13. Deixe sua mensagem aos leitores deste site:

O xamanismo é uma responsabilidade espiritual e estética de todos nós. O mundo foi desenvolvido com abuso e exagero. O mundo tecnológico alcançou um nível incrível, bonito, mas produziu exageradamente um desequilíbrio na Mãe Terra, devido à ganância do homem. O grande corpo da natureza constantemente demonstra a reciprocidade dos idiomas do universo e dos espíritos. Esta reciprocidade, especialmente no campo de energia, cria uma harmonia que pode equilibrar a energia coletiva do planeta dentro de uma matriz antiga da ordem universal. Os idiomas formal e cultural criam limites. A essência principal da vida é a natureza e o idioma é o Amor.

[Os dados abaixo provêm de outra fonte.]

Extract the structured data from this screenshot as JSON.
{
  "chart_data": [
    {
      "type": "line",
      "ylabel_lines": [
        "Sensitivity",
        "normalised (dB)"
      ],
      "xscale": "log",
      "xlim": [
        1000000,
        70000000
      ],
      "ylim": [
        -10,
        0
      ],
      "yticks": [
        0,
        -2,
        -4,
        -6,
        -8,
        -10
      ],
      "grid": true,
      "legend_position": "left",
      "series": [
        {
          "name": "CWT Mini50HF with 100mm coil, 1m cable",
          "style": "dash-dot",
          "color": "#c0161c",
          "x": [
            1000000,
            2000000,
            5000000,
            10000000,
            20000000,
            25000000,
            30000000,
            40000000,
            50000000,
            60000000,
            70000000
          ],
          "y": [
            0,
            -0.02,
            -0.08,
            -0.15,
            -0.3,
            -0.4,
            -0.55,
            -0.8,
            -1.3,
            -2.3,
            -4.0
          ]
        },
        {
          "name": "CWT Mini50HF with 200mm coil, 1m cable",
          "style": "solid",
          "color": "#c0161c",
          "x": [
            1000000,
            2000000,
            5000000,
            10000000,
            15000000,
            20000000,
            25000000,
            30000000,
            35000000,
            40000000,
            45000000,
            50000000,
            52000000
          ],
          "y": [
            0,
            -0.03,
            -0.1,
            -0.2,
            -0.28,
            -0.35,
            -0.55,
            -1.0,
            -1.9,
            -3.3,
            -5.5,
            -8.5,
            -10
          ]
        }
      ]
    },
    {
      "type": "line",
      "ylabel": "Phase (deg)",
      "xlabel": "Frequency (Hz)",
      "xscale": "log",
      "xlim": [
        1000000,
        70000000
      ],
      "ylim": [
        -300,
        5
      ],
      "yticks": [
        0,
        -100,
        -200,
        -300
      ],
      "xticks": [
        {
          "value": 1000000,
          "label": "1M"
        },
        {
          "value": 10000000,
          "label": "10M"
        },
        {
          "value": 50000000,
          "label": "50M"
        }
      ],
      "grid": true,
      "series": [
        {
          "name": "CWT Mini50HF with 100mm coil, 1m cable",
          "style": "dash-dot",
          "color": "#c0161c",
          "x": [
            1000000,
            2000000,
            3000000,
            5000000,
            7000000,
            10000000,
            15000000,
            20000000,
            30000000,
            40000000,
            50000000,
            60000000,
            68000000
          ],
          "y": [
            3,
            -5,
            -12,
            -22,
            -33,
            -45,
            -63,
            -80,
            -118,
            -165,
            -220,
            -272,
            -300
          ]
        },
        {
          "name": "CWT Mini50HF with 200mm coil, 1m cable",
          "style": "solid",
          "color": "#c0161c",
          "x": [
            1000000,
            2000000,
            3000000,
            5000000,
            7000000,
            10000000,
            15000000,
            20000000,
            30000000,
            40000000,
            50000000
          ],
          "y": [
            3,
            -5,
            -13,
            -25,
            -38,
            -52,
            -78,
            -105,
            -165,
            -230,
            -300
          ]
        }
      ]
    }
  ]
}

Gostaria de lembrar a todos uma pequena frase, mais profundamente verdadeira dentro dos Caminhos da Magia: “A semeadura não é obrigatória, mas certamente iremos realizar a colheita.” Então irmãos e irmãs tenhamos muito cuidado, pois da mesma maneira que recebemos o poder, ele nos pode ser tirado. Como vocês podem ver existem muitas trilhas pelo Caminho, cabe a nós escolhermos o qual devemos seguir. Nós que trabalhamos com as Rodas da Medicina dos povos nativos, aprendemos a nos desprender de nosso passado, a enfrentamos nossos medos, a termos auto-controle, a nos harmonizarmos interiormente, a aceitarmos a dádiva da visão e a tarefa de melhor exercitá-la, a fim de criar um mundo ecologicamente melhor, e, individualmente sonhar com as possibilidades futuras de cura de Nós e da Mãe Terra.

Munay,

Wagner Frota

Obs.: Entrevista originária do livro “Práticas Bioxamânicas”, org. Samuel Souza de Paula.